Fluid Vision emerges from my experiment on speculative vision using Deleuze’s concept of Rhizome. I started experimenting with the relational assemblages of the eye, camera and body in my photography practice, the body’s entanglement with the ecology, rather than focusing on the product of actualization that is detached: mediated, represented, and already formed. In this sense, the camera becomes a companion specie of our journey. There are no subjects or objects but entangled relations of materialities where heterogeneous agencies intra-act. These layers of photographs are captured by photographers’ body cameras from multiple points of view of bodily encounters constitutive of what a posthuman vision is and will be, an intra-acting phenomenon that forms a rhizomatic vision.


This posthuman vision is ever fluid, acknowledging the dynamic relations of matters and their ecology. Its equipped with layers of magnetic mirrors, a fusion of bodily flesh and a camera lens. The mirror doesn’t reflect instead, it recreates, a topological surface that is always becoming as it navigates the surface: its tentacular vision glides and captures the mundane, the out of frame, it dissolves, transforms, blends, redefines its vision as it interacts with other matters along the ocean. A rhizome is multiple, heterogeneous disrupting binary logic to produce a line of flight. As Its layers of mirrors touch other matters It recreates perceptions based on what it encounters, never discriminating instead, creating an all-inclusive vision. It acknowledges the agencies of multiple matters that make a difference. Its nerve fibres expand to other spaces touching, and infusing while being fused…another perceptual becoming. Such intra-action produces an entangled relationship between the flesh, our clothes, and a host of other material fabrics. It brings to light the notion that the apparatus of knowing and the knower is not separate from what is to be known: rather, part of the phenomenon in its constant becomings. This brings to the fore the body’s entanglement with matters and environment, of apparatuses and bodies such that we are part of the ecology that we are trying to navigate.

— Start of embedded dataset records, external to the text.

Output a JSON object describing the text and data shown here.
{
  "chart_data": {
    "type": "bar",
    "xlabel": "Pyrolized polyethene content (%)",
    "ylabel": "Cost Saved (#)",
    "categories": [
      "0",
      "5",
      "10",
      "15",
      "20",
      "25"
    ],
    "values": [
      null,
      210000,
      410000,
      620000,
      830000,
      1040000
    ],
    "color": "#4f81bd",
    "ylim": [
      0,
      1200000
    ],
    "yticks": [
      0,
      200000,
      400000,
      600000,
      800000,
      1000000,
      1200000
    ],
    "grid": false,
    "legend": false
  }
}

Human bodies and technologies cohabit with each other to lifeworlds. They touch; therefore, they are. It is about the action in contact zones. Like an octopus, its tentacular vision captures the mundane. They are in Haraway’s (2008) sense, companion species in the body’s unfolding with the world. “It makes attachments and detachments, cuts and knots, weaves paths and makes a difference” (Haraway, 2016, p. 31). As it weaves trails, the body camera, like other organisms, is a wayfarer.


This posthuman vision continuously moves, creating new territories, and deterritorializing towards the new. This is because the world that we are part of is an imbricated relation of intensities: a network of assemblages that doesn’t sit still.